Equity Market Reforms In China
Filed in: Momentum |Investment |Pensions |Savings |Economy
03 June 2024
Equity Market Reforms In China
Key Points Summary
- Tiananmen Square Incident: This month marks 35 years since the Tiananmen Square protests, which ended tragically with military intervention
- Economic Reforms: Post-Tiananmen reforms restarted in 1992 under Deng Xiaoping, reducing SOEs' roles and boosting private entrepreneurship and economic growth..
- Recent SOE Reforms: SOE reforms have accelerated recently,focusing on better governance and financial performance through new strategies and indicators.
- Investor Protection Regulations: New policies, including the 315 Policy series and the '9 Point Guideline,' aim to improve financial performance and protect investors with higher dividends and share buybacks.
- Investment Appeal: While markets remain confident, voter sentiment is impacted by rising costs and uneven economic gains, potentially affecting views on the administration's performance.
This month marks 35 years since a pivotal moment in modern Chinese history, the Tiananmen Square incident. In April 1989, after the death of ousted Chinese Communist Party (CCP) leader Hu Yaobang, university students led large-scale protests in Beijing, demanding democratic, social, and economic reforms. The situation escalated, and on the night of June 3rd, the military moved into Tiananmen Square, resulting in a tragic loss of civilian lives. The event is famously remembered by the image of a lone protester standing in front of oncoming tanks.
The role of State Owned Enterprises (SOE)
Following Tiananmen, China’s economic reforms stalled as the CCP sought to solidify its political power. However, progress resumed in 1992 when Deng Xiaoping, China's then-leader, toured the country's special economic zones. These zones, established in the early 1980s, played a crucial role in economic reforms. This period saw a reduction in the role of state-owned enterprises (SOEs), which allowed for private entrepreneurship to flourish, driving economic growth. In 2003, the State-owned Assets Supervision and Administration Commission (SASAC) was created to oversee SOEs, becoming one of the largest economic entities in the world.
Recently, SOE reform has picked up speed. Starting with the 'Three-Year Action Plan' in November 2022, the goal has been to improve corporate governance and communication. In March last year, SASAC introduced new performance indicators for central SOEs, focusing on return on equity and cash flow generation. With over 200 million Chinese retail investors in domestic equities, the CCP recognizes the importance of improving financial performance to keep the emerging middle class content, especially as the property market becomes less attractive for wealth creation.

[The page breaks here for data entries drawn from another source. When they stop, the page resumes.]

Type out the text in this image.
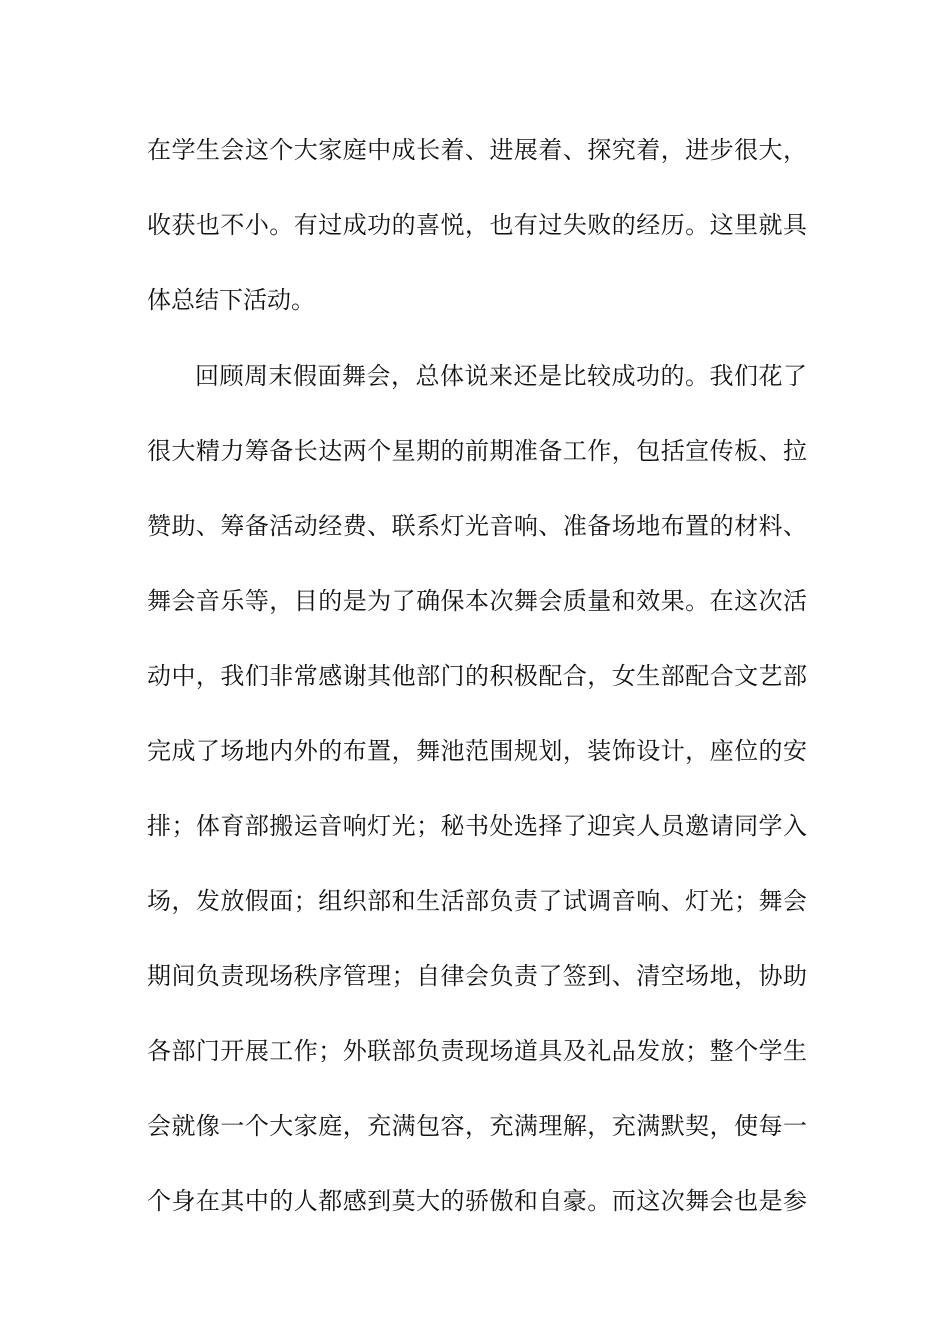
在学生会这个大家庭中成长着、进展着、探究着，进步很大，
收获也不小。有过成功的喜悦，也有过失败的经历。这里就具
体总结下活动。
回顾周末假面舞会，总体说来还是比较成功的。我们花了
很大精力筹备长达两个星期的前期准备工作，包括宣传板、拉
赞助、筹备活动经费、联系灯光音响、准备场地布置的材料、
舞会音乐等，目的是为了确保本次舞会质量和效果。在这次活
动中，我们非常感谢其他部门的积极配合，女生部配合文艺部
完成了场地内外的布置，舞池范围规划，装饰设计，座位的安
排；体育部搬运音响灯光；秘书处选择了迎宾人员邀请同学入
场，发放假面；组织部和生活部负责了试调音响、灯光；舞会
期间负责现场秩序管理；自律会负责了签到、清空场地，协助
各部门开展工作；外联部负责现场道具及礼品发放；整个学生
会就像一个大家庭，充满包容，充满理解，充满默契，使每一
个身在其中的人都感到莫大的骄傲和自豪。而这次舞会也是参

Addressing Market Volatility in the Chinese Equity Markets
This year, regulators have introduced several policies to address market volatility in Chinese equity markets. In March, the China Securities Regulatory Commission’s 315 Policy series encouraged companies to increase dividend payouts and share buybacks. This led to changes in listing rules on the Shenzhen and Shanghai stock exchanges in April, where companies that didn’t meet these requirements were marked as ‘Special Treatment’ stocks. The State Council also introduced a ‘9 Point Guideline’ in April to strengthen investor protection and warn companies with low or no dividend payouts.
Opportunities For Active Fund Managers
These developments are positive for investors in China, but careful selection is crucial. Under Xi Jinping, state-driven policies are becoming more common, replacing market-led reforms. Listed SOEs that align with government goals often receive benefits like cheaper financing and subsidies. Active fund managers are increasingly interested in SOEs with strong strategies for financial performance.
Historically, many institutional investors avoided Chinese SOEs. However, attitudes might be changing. Despite ongoing geopolitical tensions and challenges in China’s relationship with the West, the combination of low valuations, improved profitability, and a focus on shareholder returns could make Chinese SOEs an attractive investment opportunity.